Icelanders have an obligation, she says, “to live up to this picture that we projected out into the world in 1975”. While they have never stopped campaigning, and have continued to make progress, she wishes more had been made.

“This has happened too slowly, too little, and maybe too late, I don’t know,” she says. “But being realistic and looking to other countries in the world, you have to be grateful for the progress and that society is aware of the inequality that still exists.”

The way in which Iceland’s feminist movement has embraced LGBTQ+ rights is vital to succeeding in reaching their goals, she says. “When it really comes to it, we have stood united.”

view of the crowd and their banners at the 1975 women’s strike
The women’s strike was a day that changed history in Iceland, says Kolbrún Halldórsdóttir. Photograph: Icelandic Women’s History Archives

Despite huge legislative successes, men failing to take responsibility in the home continues to be a key problem, Kolbrún says, adding that what is needed is cultural change: “If you look at it economically women seem to be punished for taking these extra burdens, which is not righteous.
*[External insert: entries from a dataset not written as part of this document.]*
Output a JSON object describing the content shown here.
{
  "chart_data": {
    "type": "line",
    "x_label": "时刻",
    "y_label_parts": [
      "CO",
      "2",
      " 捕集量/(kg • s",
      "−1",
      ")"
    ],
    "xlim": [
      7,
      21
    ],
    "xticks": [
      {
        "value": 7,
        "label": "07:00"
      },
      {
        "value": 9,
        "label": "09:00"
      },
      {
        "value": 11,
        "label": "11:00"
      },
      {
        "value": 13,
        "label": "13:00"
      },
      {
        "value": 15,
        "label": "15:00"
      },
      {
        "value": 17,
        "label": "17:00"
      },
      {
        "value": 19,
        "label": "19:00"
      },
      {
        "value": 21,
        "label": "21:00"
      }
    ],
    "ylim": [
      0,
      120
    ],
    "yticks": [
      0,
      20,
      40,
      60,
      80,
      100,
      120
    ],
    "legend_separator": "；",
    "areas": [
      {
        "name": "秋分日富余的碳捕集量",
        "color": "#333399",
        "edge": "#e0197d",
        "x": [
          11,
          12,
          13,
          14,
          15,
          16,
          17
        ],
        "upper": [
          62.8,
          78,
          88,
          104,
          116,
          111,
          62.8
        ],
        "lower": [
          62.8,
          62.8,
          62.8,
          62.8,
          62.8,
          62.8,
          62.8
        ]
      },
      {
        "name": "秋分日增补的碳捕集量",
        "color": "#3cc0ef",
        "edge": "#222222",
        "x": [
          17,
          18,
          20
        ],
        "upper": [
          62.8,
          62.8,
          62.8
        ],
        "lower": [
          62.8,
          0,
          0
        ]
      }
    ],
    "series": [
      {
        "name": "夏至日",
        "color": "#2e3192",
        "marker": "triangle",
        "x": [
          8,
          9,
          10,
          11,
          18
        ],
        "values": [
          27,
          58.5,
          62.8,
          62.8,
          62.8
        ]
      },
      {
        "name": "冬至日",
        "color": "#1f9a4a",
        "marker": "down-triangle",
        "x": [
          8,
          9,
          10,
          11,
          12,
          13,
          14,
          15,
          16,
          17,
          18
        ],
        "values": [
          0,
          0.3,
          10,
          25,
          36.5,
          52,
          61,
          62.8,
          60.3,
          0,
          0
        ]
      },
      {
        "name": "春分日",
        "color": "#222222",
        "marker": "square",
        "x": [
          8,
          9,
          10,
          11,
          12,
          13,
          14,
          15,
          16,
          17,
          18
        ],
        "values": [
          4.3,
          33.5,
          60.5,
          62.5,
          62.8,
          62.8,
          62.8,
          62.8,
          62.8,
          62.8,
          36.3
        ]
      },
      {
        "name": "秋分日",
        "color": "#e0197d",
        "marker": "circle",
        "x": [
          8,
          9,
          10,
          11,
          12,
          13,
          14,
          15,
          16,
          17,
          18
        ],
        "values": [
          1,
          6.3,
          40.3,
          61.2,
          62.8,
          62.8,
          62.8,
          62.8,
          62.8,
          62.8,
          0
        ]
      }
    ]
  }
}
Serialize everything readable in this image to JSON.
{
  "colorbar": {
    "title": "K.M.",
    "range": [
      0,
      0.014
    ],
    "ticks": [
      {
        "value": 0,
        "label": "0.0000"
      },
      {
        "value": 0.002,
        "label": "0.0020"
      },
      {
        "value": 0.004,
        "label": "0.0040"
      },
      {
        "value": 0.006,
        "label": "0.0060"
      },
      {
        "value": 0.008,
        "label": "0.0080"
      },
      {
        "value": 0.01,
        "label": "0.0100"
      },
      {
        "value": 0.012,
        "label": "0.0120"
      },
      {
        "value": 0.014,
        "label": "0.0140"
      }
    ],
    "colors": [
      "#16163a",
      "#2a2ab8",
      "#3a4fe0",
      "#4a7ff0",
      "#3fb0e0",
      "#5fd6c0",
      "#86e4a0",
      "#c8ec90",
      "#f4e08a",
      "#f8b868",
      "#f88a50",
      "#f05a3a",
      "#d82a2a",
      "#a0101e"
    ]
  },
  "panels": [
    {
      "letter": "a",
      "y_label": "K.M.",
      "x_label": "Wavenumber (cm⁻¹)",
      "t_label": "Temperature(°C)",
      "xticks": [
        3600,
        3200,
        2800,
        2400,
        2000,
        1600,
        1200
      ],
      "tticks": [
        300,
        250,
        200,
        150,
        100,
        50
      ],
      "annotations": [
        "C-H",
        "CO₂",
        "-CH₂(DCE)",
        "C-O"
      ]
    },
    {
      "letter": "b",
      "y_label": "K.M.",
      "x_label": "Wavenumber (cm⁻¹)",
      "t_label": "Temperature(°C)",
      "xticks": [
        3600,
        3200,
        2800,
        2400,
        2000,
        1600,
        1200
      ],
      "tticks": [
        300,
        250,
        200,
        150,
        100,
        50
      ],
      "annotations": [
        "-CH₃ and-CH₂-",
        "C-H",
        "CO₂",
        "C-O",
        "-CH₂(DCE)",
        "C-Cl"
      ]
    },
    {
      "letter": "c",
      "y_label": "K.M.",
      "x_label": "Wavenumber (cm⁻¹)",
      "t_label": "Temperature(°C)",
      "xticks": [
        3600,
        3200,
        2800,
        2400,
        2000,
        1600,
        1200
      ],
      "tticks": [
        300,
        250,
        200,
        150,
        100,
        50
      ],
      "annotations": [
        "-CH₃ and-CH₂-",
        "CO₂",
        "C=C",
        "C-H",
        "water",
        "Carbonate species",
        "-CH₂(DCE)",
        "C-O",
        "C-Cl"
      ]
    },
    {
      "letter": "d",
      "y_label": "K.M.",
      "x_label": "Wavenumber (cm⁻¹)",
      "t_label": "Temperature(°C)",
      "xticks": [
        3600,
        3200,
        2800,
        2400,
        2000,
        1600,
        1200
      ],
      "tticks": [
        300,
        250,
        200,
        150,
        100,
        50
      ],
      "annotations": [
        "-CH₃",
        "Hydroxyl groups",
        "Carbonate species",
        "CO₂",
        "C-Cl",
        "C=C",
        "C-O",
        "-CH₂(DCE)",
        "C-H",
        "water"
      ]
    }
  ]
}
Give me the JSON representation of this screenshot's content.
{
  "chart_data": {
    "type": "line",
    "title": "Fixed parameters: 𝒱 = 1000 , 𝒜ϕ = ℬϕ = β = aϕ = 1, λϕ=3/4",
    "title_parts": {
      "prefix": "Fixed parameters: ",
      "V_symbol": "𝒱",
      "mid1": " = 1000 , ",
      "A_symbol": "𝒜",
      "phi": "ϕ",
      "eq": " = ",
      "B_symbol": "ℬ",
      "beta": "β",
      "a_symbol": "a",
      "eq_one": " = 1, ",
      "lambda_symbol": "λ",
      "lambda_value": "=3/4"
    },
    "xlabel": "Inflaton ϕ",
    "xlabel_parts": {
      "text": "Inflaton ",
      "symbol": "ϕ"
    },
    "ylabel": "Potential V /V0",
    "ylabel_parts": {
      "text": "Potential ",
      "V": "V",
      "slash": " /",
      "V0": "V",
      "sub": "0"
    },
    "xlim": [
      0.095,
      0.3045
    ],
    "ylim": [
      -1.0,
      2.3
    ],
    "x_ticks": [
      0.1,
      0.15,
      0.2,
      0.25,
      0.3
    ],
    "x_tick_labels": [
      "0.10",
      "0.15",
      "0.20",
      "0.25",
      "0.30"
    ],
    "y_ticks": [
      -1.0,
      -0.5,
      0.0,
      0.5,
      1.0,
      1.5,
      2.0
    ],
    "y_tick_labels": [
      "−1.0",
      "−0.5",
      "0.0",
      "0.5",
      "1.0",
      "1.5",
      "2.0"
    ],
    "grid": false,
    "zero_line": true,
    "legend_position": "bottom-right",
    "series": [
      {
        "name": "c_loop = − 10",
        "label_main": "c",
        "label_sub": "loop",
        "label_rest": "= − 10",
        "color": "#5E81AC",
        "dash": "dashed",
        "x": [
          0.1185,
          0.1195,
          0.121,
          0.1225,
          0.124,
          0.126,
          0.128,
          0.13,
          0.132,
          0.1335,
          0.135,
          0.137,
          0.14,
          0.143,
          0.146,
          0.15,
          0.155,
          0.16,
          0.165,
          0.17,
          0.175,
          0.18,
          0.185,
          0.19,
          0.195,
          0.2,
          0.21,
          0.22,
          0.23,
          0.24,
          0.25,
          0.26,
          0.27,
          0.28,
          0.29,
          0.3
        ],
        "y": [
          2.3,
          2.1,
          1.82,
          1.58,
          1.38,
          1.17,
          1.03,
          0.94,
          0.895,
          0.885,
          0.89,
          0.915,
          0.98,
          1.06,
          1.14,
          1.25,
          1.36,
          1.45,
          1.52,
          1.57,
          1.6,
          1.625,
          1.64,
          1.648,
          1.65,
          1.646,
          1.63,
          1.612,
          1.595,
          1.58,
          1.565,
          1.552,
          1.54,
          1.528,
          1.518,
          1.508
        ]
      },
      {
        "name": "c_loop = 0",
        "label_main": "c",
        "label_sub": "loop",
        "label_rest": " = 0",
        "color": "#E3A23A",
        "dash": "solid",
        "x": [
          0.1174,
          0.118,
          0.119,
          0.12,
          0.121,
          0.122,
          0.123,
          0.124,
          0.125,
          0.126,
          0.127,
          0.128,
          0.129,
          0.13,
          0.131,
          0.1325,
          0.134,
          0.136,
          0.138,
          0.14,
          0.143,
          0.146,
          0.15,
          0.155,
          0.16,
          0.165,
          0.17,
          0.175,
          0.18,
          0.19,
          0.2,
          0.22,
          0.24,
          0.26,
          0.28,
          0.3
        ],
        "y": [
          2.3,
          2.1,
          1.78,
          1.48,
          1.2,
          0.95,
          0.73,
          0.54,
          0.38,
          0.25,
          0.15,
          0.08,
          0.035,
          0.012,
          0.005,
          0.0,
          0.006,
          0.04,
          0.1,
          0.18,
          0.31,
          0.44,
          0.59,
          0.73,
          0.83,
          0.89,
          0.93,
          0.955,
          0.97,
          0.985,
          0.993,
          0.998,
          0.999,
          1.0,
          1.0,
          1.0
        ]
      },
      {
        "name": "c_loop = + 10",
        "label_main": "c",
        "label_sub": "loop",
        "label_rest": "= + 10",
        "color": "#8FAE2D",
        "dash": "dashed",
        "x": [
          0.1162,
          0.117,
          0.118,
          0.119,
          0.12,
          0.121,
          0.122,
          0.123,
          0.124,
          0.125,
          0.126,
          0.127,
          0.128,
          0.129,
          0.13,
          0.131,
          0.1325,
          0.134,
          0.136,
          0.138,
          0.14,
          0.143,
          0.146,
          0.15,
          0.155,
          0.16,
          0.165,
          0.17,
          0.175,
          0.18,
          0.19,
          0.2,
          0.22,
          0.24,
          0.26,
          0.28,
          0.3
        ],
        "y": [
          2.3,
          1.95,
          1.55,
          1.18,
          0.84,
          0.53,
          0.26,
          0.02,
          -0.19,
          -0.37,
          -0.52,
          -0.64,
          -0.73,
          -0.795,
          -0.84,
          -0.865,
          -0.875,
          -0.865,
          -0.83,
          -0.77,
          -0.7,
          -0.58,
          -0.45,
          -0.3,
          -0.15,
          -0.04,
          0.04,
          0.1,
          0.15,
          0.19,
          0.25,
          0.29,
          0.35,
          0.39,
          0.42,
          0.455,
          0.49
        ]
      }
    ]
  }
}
It’s something that we need to look into and need to change.”

Kristín Ástgeirsdóttir went on to become a member of parliament for the Women’s Alliance party, created in Iceland after the 1975 strike, after taking part as a 24-year-old student. “I was so surprised how many women were there,” she says.

She was particularly influenced by a talk by a woman from one of the women’s labour unions, whom she remembers as saying: “We are here because of the wage gap and because how underestimated women’s work is.”

“And that is exactly what we are stressing tomorrow, almost 50 years later,” Kristín says. “The wage gap is still there and what is more important and what became so visible during the Covid years was the importance of the women in the healthcare system and in the schools.”